En medio de intensas protestas ciudadanas, la ciudad de Miami aprobó este martes un acuerdo que autoriza a su Departamento de Policía a colaborar directamente con el Servicio de Control de Inmigración y Aduanas (ICE) en la detención de inmigrantes indocumentados.

Con una votación dividida de tres a dos, los comisionados municipales dieron luz verde al convenio conocido como 287(g), que permite a agentes locales actuar en funciones propias de inmigración federal, facilitando así procesos de detención y deportación en coordinación con ICE.

El acuerdo ha generado fuerte rechazo en una ciudad cuya población está compuesta mayoritariamente por extranjeros. Según cifras de USAFacts, aproximadamente el 54 % de los habitantes de Miami nacieron fuera de Estados Unidos, y el 70 % se identifica como hispano o latino.

Durante la sesión, decenas de manifestantes se congregaron frente al Ayuntamiento con carteles que leían “El pueblo unido defenderá a las familias migrantes” y “ICE es la nueva Gestapo”. Entre los opositores estuvo Dariel Gómez, representante de la ACLU, quien advirtió que convertir a la policía local en agentes migratorios “pone en riesgo a toda la comunidad”.

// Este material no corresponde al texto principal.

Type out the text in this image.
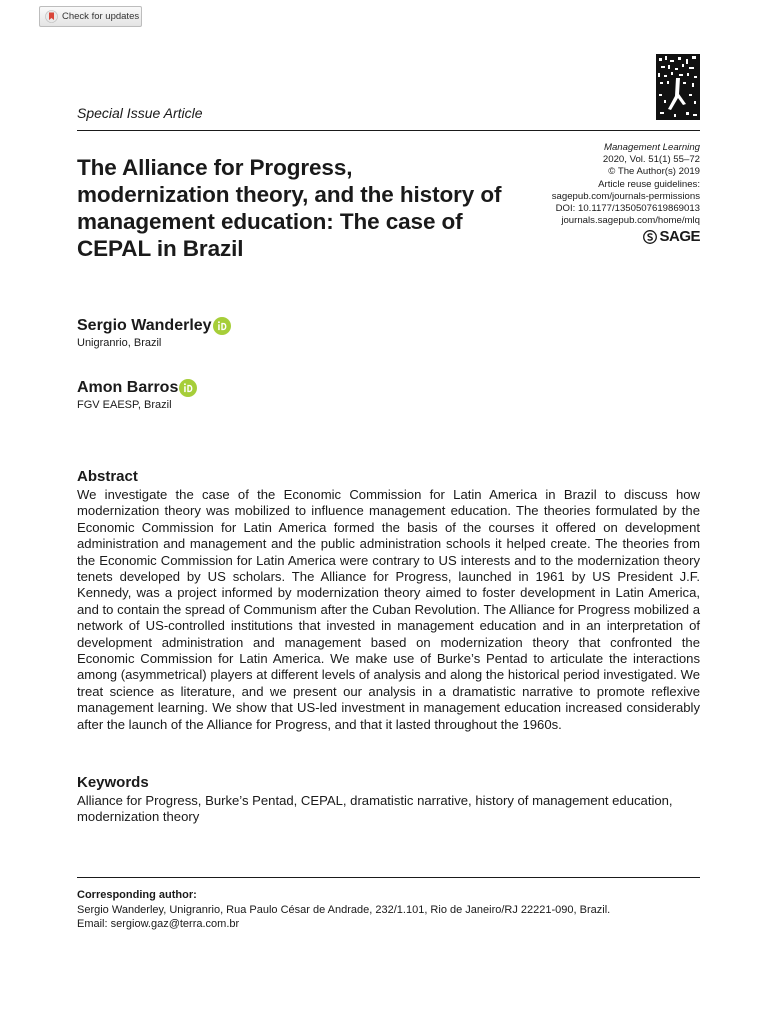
Check for updates
Special Issue Article
The Alliance for Progress, modernization theory, and the history of management education: The case of CEPAL in Brazil
Management Learning
2020, Vol. 51(1) 55–72
© The Author(s) 2019
Article reuse guidelines:
sagepub.com/journals-permissions
DOI: 10.1177/1350507619869013
journals.sagepub.com/home/mlq
SAGE
Sergio Wanderley
Unigranrio, Brazil
Amon Barros
FGV EAESP, Brazil
Abstract

We investigate the case of the Economic Commission for Latin America in Brazil to discuss how modernization theory was mobilized to influence management education. The theories formulated by the Economic Commission for Latin America formed the basis of the courses it offered on development administration and management and the public administration schools it helped create. The theories from the Economic Commission for Latin America were contrary to US interests and to the modernization theory tenets developed by US scholars. The Alliance for Progress, launched in 1961 by US President J.F. Kennedy, was a project informed by modernization theory aimed to foster development in Latin America, and to contain the spread of Communism after the Cuban Revolution. The Alliance for Progress mobilized a network of US-controlled institutions that invested in management education and in an interpretation of development administration and management based on modernization theory that confronted the Economic Commission for Latin America. We make use of Burke’s Pentad to articulate the interactions among (asymmetrical) players at different levels of analysis and along the historical period investigated. We treat science as literature, and we present our analysis in a dramatistic narrative to promote reflexive management learning. We show that US-led investment in management education increased considerably after the launch of the Alliance for Progress, and that it lasted throughout the 1960s.

Keywords

Alliance for Progress, Burke’s Pentad, CEPAL, dramatistic narrative, history of management education, modernization theory

Corresponding author:
Sergio Wanderley, Unigranrio, Rua Paulo César de Andrade, 232/1.101, Rio de Janeiro/RJ 22221-090, Brazil.
Email: sergiow.gaz@terra.com.br
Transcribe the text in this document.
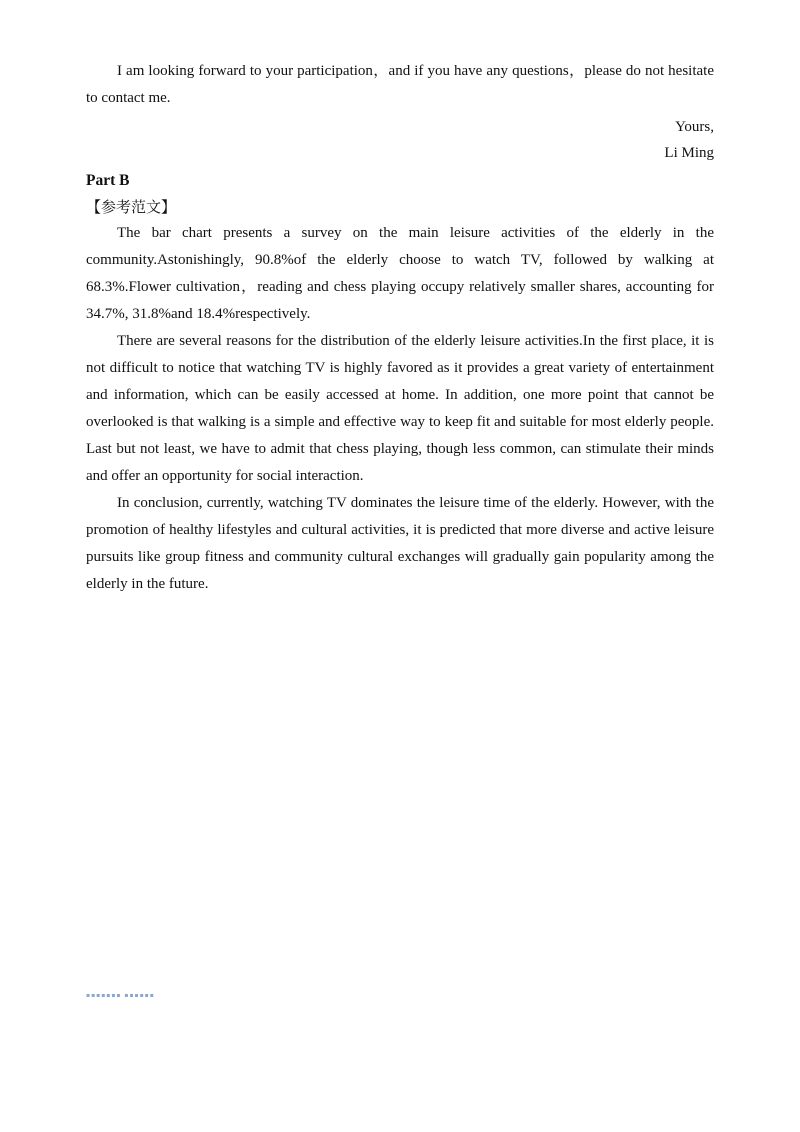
I am looking forward to your participation，and if you have any questions，please do not hesitate to contact me.

Yours,

Li Ming

Part B

【参考范文】

The bar chart presents a survey on the main leisure activities of the elderly in the community.Astonishingly, 90.8%of the elderly choose to watch TV, followed by walking at 68.3%.Flower cultivation，reading and chess playing occupy relatively smaller shares, accounting for 34.7%, 31.8%and 18.4%respectively.

There are several reasons for the distribution of the elderly leisure activities.In the first place, it is not difficult to notice that watching TV is highly favored as it provides a great variety of entertainment and information, which can be easily accessed at home. In addition, one more point that cannot be overlooked is that walking is a simple and effective way to keep fit and suitable for most elderly people. Last but not least, we have to admit that chess playing, though less common, can stimulate their minds and offer an opportunity for social interaction.

In conclusion, currently, watching TV dominates the leisure time of the elderly. However, with the promotion of healthy lifestyles and cultural activities, it is predicted that more diverse and active leisure pursuits like group fitness and community cultural exchanges will gradually gain popularity among the elderly in the future.

▪▪▪▪▪▪▪ ▪▪▪▪▪▪
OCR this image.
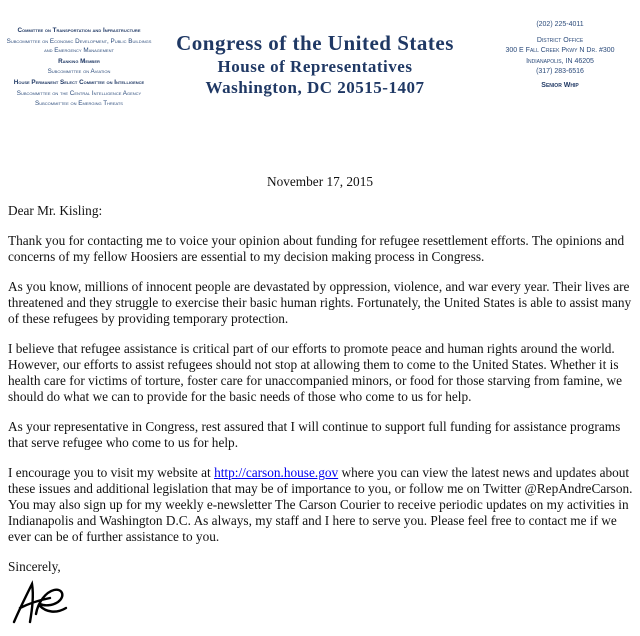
Committee on Transportation and Infrastructure
Subcommittee on Economic Development, Public Buildings and Emergency Management
Ranking Member
Subcommittee on Aviation
House Permanent Select Committee on Intelligence
Subcommittee on the Central Intelligence Agency
Subcommittee on Emerging Threats
Congress of the United States
House of Representatives
Washington, DC 20515-1407
(202) 225-4011
District Office
300 E Fall Creek Pkwy N Dr. #300
Indianapolis, IN 46205
(317) 283-6516
Senior Whip
November 17, 2015

Dear Mr. Kisling:

Thank you for contacting me to voice your opinion about funding for refugee resettlement efforts. The opinions and concerns of my fellow Hoosiers are essential to my decision making process in Congress.

As you know, millions of innocent people are devastated by oppression, violence, and war every year. Their lives are threatened and they struggle to exercise their basic human rights. Fortunately, the United States is able to assist many of these refugees by providing temporary protection.

I believe that refugee assistance is critical part of our efforts to promote peace and human rights around the world. However, our efforts to assist refugees should not stop at allowing them to come to the United States. Whether it is health care for victims of torture, foster care for unaccompanied minors, or food for those starving from famine, we should do what we can to provide for the basic needs of those who come to us for help.

As your representative in Congress, rest assured that I will continue to support full funding for assistance programs that serve refugee who come to us for help.

I encourage you to visit my website at http://carson.house.gov where you can view the latest news and updates about these issues and additional legislation that may be of importance to you, or follow me on Twitter @RepAndreCarson. You may also sign up for my weekly e-newsletter The Carson Courier to receive periodic updates on my activities in Indianapolis and Washington D.C. As always, my staff and I here to serve you. Please feel free to contact me if we ever can be of further assistance to you.

Sincerely,
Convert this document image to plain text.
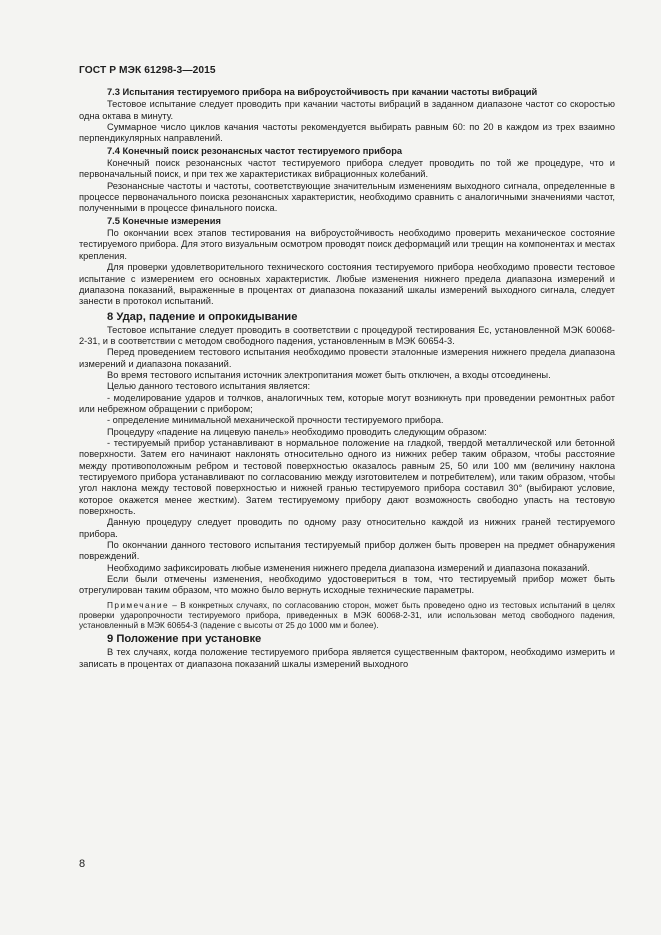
ГОСТ Р МЭК 61298-3—2015

7.3 Испытания тестируемого прибора на виброустойчивость при качании частоты вибраций

Тестовое испытание следует проводить при качании частоты вибраций в заданном диапазоне частот со скоростью одна октава в минуту.

Суммарное число циклов качания частоты рекомендуется выбирать равным 60: по 20 в каждом из трех взаимно перпендикулярных направлений.

7.4 Конечный поиск резонансных частот тестируемого прибора

Конечный поиск резонансных частот тестируемого прибора следует проводить по той же процедуре, что и первоначальный поиск, и при тех же характеристиках вибрационных колебаний.

Резонансные частоты и частоты, соответствующие значительным изменениям выходного сигнала, определенные в процессе первоначального поиска резонансных характеристик, необходимо сравнить с аналогичными значениями частот, полученными в процессе финального поиска.

7.5 Конечные измерения

По окончании всех этапов тестирования на виброустойчивость необходимо проверить механическое состояние тестируемого прибора. Для этого визуальным осмотром проводят поиск деформаций или трещин на компонентах и местах крепления.

Для проверки удовлетворительного технического состояния тестируемого прибора необходимо провести тестовое испытание с измерением его основных характеристик. Любые изменения нижнего предела диапазона измерений и диапазона показаний, выраженные в процентах от диапазона показаний шкалы измерений выходного сигнала, следует занести в протокол испытаний.

8 Удар, падение и опрокидывание

Тестовое испытание следует проводить в соответствии с процедурой тестирования Ec, установленной МЭК 60068-2-31, и в соответствии с методом свободного падения, установленным в МЭК 60654-3.

Перед проведением тестового испытания необходимо провести эталонные измерения нижнего предела диапазона измерений и диапазона показаний.

Во время тестового испытания источник электропитания может быть отключен, а входы отсоединены.

Целью данного тестового испытания является:

- моделирование ударов и толчков, аналогичных тем, которые могут возникнуть при проведении ремонтных работ или небрежном обращении с прибором;

- определение минимальной механической прочности тестируемого прибора.

Процедуру «падение на лицевую панель» необходимо проводить следующим образом:

- тестируемый прибор устанавливают в нормальное положение на гладкой, твердой металлической или бетонной поверхности. Затем его начинают наклонять относительно одного из нижних ребер таким образом, чтобы расстояние между противоположным ребром и тестовой поверхностью оказалось равным 25, 50 или 100 мм (величину наклона тестируемого прибора устанавливают по согласованию между изготовителем и потребителем), или таким образом, чтобы угол наклона между тестовой поверхностью и нижней гранью тестируемого прибора составил 30° (выбирают условие, которое окажется менее жестким). Затем тестируемому прибору дают возможность свободно упасть на тестовую поверхность.

Данную процедуру следует проводить по одному разу относительно каждой из нижних граней тестируемого прибора.

По окончании данного тестового испытания тестируемый прибор должен быть проверен на предмет обнаружения повреждений.

Необходимо зафиксировать любые изменения нижнего предела диапазона измерений и диапазона показаний.

Если были отмечены изменения, необходимо удостовериться в том, что тестируемый прибор может быть отрегулирован таким образом, что можно было вернуть исходные технические параметры.

Примечание – В конкретных случаях, по согласованию сторон, может быть проведено одно из тестовых испытаний в целях проверки ударопрочности тестируемого прибора, приведенных в МЭК 60068-2-31, или использован метод свободного падения, установленный в МЭК 60654-3 (падение с высоты от 25 до 1000 мм и более).

9 Положение при установке

В тех случаях, когда положение тестируемого прибора является существенным фактором, необходимо измерить и записать в процентах от диапазона показаний шкалы измерений выходного

8
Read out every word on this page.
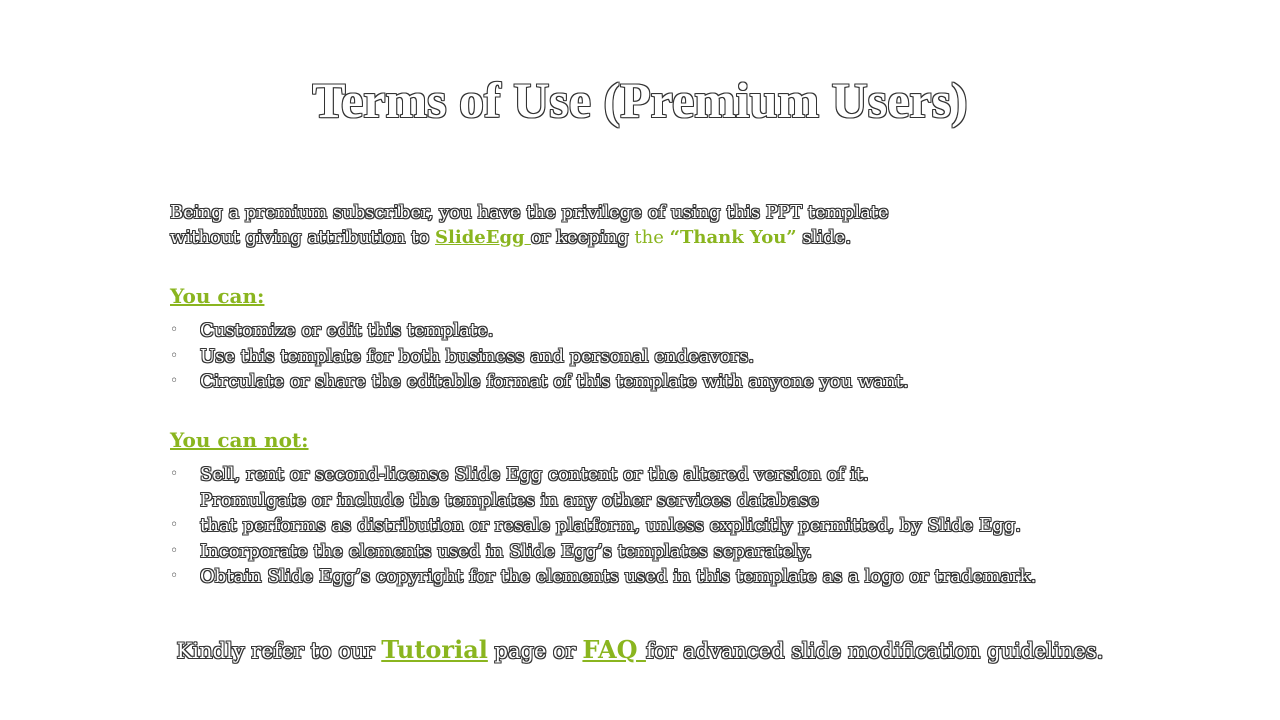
Terms of Use (Premium Users)
Being a premium subscriber, you have the privilege of using this PPT template
without giving attribution to SlideEgg or keeping the “Thank You” slide.
You can:
◦ Customize or edit this template.
◦ Use this template for both business and personal endeavors.
◦ Circulate or share the editable format of this template with anyone you want.
You can not:
◦ Sell, rent or second-license Slide Egg content or the altered version of it.
Promulgate or include the templates in any other services database
◦ that performs as distribution or resale platform, unless explicitly permitted, by Slide Egg.
◦ Incorporate the elements used in Slide Egg’s templates separately.
◦ Obtain Slide Egg’s copyright for the elements used in this template as a logo or trademark.
Kindly refer to our Tutorial page or FAQ for advanced slide modification guidelines.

A favor del acuerdo, el jefe de la Policía de Miami, Manny Morales, argumentó que la legislación estatal los obliga a cumplir o arriesgar la pérdida de recursos financieros del estado.

El estado de Florida, bajo el liderazgo del gobernador Ron DeSantis, ha sido pionero en adoptar la política migratoria del presidente Donald Trump, con leyes que exigen a todos los condados firmar acuerdos similares con ICE. La semana pasada, el fiscal general James Uthmeier anunció que Florida es el primer estado con un enlace oficial permanente de ICE, facilitando una línea directa de cooperación entre autoridades estatales y federales.

Además del acuerdo policial, activistas han alertado sobre otro convenio pendiente de votación el próximo 26 de junio que permitiría a ICE pagar 50 dólares por retener a migrantes hasta por 48 horas en las cárceles del condado Miami-Dade, y acceder con libertad a información y a los detenidos.

Organizaciones como el Community Justice Project han denunciado que estas medidas fomentan la discriminación racial, el perfilamiento étnico y posibles violaciones a los derechos civiles. “No están obligados legalmente a firmar estos acuerdos. Son costosos, discriminatorios y peligrosos”, afirmó el abogado Will Mann.

Miami, símbolo de la diversidad cultural en Estados Unidos, se encuentra así en el centro de una de las decisiones más controvertidas sobre cooperación migratoria a nivel local.